The Digitalization Myth

The short-circuit in the discussion on digital transformation

If one is to believe the rhetoric of management and consulting, it would seem as if the increasing digitalization of products and services will lead to companies having no stone left upon another. Possibilities for processing larger and larger amounts of data, advancements in robotics and groundbreaking development in the creation of artificial intelligence result, according to the general consensus, in less predictability for companies. What is needed are new, more agile organizations in which employees are able to work together beyond the confines of their own departments. We are talking about nothing short of a revolution that should take place in companies everywhere.

Without a doubt, the business fields of many companies are currently undergoing changes. For telecommunication companies digitalization is dissolving the boundaries between telephoning and the Internet more and more; publishing houses are changing from being distributors of printed magazines and books to becoming providers of bite-sized scraps of information; and automobile manufacturers are driven more and more by the worry that digitalization will soon render cars with combustion motors obsolete. These changes in the business fields of companies are obvious, yet the belief that fundamentally new markets will necessarily lead to fundamentally new organization structures can be seen as somewhat of a fallacy; an intellectual ‘short-circuit’.

Admittedly — the adjustment to changed markets inevitably leads to a re-customization of departments, an adjustment of hierarchies and a change of the formal programs in companies. But is it true that, as proclaimed, the structuring of departments will become obsolete, the grading of responsibilities into hierarchies will become a thing of the past and that putting down in writing what is expected of employees will lose its significance, perhaps even disappear altogether? Will we actually witness a proper organizational revolution?

Firstly, regarding the dissolution of departments: In light of digitalization, the word ‘department’ has become something of a dirty word. Consequently, companies that fail to adapt to changed markets suffer from silo mentality. With plenty fanfare, large companies are announcing the dissolution of this silo mentality. If, however, work processes are created to correspond to products, processes and projects instead of functions, this will not help abolish silo thinking — it will merely result in the creation of new kinds of silos.

Secondly, on the reduction of hierarchies: According to popular opinion, hierarchies will become increasingly counterproductive as a result of digitalization. Instead of fixing leadership claims once and for all in a hierarchy, these leadership claims would instead fluctuate between co-workers depending on their competencies and availability. Even if only very few companies dare announce their farewell to hierarchies, there is at least an undeniable propagation of both a reduction of and a stronger permeability between hierarchical levels. However, the fact remains that, firstly, hierarchy is still kept a central structuring form, which begs the question of who is actually in control at any one time. Additionally, the flattening of hierarchies may actually lead to the strengthening of the influence of the highest hierarchical levels, as one would tend to get rid of the middle hierarchical levels and not the higher ones. As a poignant example that digitalization does not dissolve hierarchical differences of status, it is enough to look at daily email traffic at work: while high-ranking managers write ‘modern email notes’, often with careless or highly adventurous spelling, middle management makes an effort to use a thorough, often excessively diplomatic style in their communications to the higher echelons. As a marker of agility, the occasional exclamation points and pithy sentence are certainly permitted, just as long as they are used in moderation.
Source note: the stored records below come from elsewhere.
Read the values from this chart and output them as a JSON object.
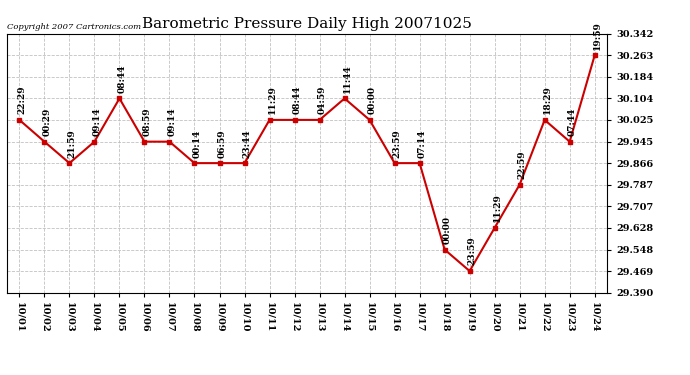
{
  "title": "Barometric Pressure Daily High 20071025",
  "copyright": "Copyright 2007 Cartronics.com",
  "x_labels": [
    "10/01",
    "10/02",
    "10/03",
    "10/04",
    "10/05",
    "10/06",
    "10/07",
    "10/08",
    "10/09",
    "10/10",
    "10/11",
    "10/12",
    "10/13",
    "10/14",
    "10/15",
    "10/16",
    "10/17",
    "10/18",
    "10/19",
    "10/20",
    "10/21",
    "10/22",
    "10/23",
    "10/24"
  ],
  "x_indices": [
    0,
    1,
    2,
    3,
    4,
    5,
    6,
    7,
    8,
    9,
    10,
    11,
    12,
    13,
    14,
    15,
    16,
    17,
    18,
    19,
    20,
    21,
    22,
    23
  ],
  "y_values": [
    30.025,
    29.945,
    29.866,
    29.945,
    30.104,
    29.945,
    29.945,
    29.866,
    29.866,
    29.866,
    30.025,
    30.025,
    30.025,
    30.104,
    30.025,
    29.866,
    29.866,
    29.548,
    29.469,
    29.628,
    29.787,
    30.025,
    29.945,
    30.263
  ],
  "annotations": [
    "22:29",
    "00:29",
    "21:59",
    "09:14",
    "08:44",
    "08:59",
    "09:14",
    "00:14",
    "06:59",
    "23:44",
    "11:29",
    "08:44",
    "04:59",
    "11:44",
    "00:00",
    "23:59",
    "07:14",
    "00:00",
    "23:59",
    "11:29",
    "22:59",
    "18:29",
    "07:44",
    "19:59"
  ],
  "y_ticks": [
    29.39,
    29.469,
    29.548,
    29.628,
    29.707,
    29.787,
    29.866,
    29.945,
    30.025,
    30.104,
    30.184,
    30.263,
    30.342
  ],
  "line_color": "#cc0000",
  "marker_color": "#cc0000",
  "background_color": "#ffffff",
  "grid_color": "#bbbbbb",
  "title_fontsize": 11,
  "annotation_fontsize": 6.5,
  "xlabel_fontsize": 7,
  "ylabel_fontsize": 7
}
Thirdly, regarding the de-formalization of organizations: The prompt reaction to changes in the market is said to make it necessary to abstain from fixing programs too rigidly. Instead of top-down programs, employees should have the possibility to adjust programs autonomously. Admittedly, companies can naturally grant their employees the possibility of setting themselves their own rules for the realization of defined goals. But they should not deceive themselves into thinking that programs have in any way disappeared; they have simply been redefined. A pinch of realism may be helpful here: whenever the next adjustment is due and whoever’s task it may be to carry it out, it will be defined by an informal hierarchy instead of a formal one. Whoever believes that their company can afford foregoing the programming of goals and processes should take a good look at the internal processes at Facebook, Google or Microsoft. Compared to these pioneers of digitalization, there is a number of production plants and automotive suppliers that come across as showcase models of de-bureaucratized companies.
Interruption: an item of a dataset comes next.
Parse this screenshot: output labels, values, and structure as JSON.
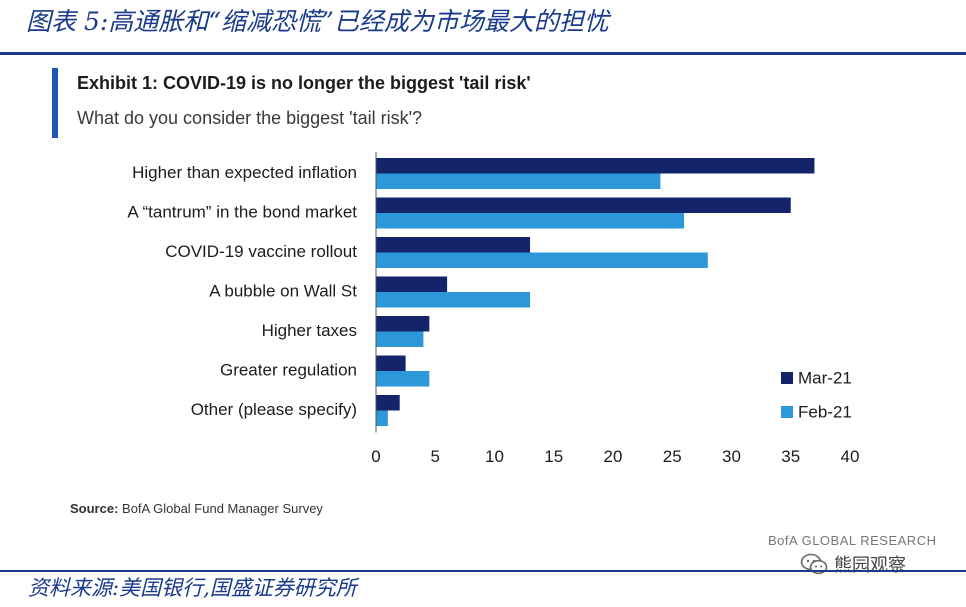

In management and consulting publications there is hardly anything more constant than the proclamation of the necessity of a revolutionary change in companies. As early as the end of the 1980s, beginning of the 1990s, organization consultants, self-proclaimed management gurus and a handful of organizational scientist did not shy away from speaking of the ‘need for a revolution’. So-called ‘stage directions for revolutionaries’ became popular. Calls for ‘real revolutions’, ‘soft revolutions’ or ‘cultural revolutions’ in companies resurfaced with the Internet boom, which was fueled by risk capital funding at the end of the 90s. Thus, these calls for a revolution towards agile organization forms are nothing more than the periodical announcements of essentially new organization forms by overhyped management gurus and agility-crazed consultants every ten to fifteen years. But despite all this talk of organizational revolution, hardly anything has remained as constant in companies as the functional division of labor, hierarchical classification and the structuring of work by programs.